[Brief an Johann Georg Volckamer] : [Tagesangabe fehlt, muss aber Ende des Monats Oktober 1702 sein]

Universitätsbibliothek Erlangen-Nürnberg

Description

At the beginning of the eighteenth century, the artist and naturalist Maria Sibylla Merian (1647-1717) wrote to the Nuremberg physician and botanist Johann Georg Volkamer (1662-1744) with whom she had close business and scientific ties. After returning from her dangerous expedition to the tropical rainforests of South America, she provided information on the development of her main work, the "Metamorphosis Insectorum Surinamensium". She described her diverse work as a researcher, starting with collecting caterpillars, breeding them and finally the dissecting of the insects.

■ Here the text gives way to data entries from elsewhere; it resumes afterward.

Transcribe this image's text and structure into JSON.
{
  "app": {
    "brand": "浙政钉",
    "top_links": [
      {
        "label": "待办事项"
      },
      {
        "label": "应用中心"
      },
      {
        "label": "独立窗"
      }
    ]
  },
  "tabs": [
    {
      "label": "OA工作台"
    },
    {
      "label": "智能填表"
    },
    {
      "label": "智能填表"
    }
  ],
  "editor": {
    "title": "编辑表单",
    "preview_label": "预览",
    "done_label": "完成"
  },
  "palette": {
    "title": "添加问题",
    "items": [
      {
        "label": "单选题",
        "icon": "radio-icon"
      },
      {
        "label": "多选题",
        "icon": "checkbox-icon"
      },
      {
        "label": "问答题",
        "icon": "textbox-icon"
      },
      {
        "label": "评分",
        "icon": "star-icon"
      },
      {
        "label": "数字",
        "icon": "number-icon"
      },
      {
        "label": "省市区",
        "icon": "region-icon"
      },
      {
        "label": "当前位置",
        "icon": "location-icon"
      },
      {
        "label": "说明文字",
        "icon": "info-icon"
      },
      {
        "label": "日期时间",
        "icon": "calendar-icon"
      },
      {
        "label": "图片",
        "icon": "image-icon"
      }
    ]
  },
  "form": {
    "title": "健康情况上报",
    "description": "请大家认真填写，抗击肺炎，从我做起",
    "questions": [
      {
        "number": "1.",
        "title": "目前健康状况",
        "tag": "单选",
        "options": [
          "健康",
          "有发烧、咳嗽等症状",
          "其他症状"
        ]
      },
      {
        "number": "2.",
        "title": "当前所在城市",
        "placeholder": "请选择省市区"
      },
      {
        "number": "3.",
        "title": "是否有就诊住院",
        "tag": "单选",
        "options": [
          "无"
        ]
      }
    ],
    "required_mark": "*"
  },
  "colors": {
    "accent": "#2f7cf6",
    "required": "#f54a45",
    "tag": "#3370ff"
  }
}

As a businesswoman, she offered her customer exotic specimens and worried about the difficult funding of her new work, which appeared in large format and was to make her world-famous. Since Merian left no autobiography and no self-portrait, her letters are the most important testimonies of an extraordinary life as researcher and artist at the beginning of the Age of Enlightenment. Together with this letter Merian sent West Indian insects to Volkamer and offered other exotic specimens, such as a crocodile, snakes, a gecko and a turtle for inspection and as samples. Beyond such matters of business, she sent her regards to the painter Dorothea Maria Auer (1641-1707), who had taken over the sponsorship of her younger daughter in Nuremberg in 1678.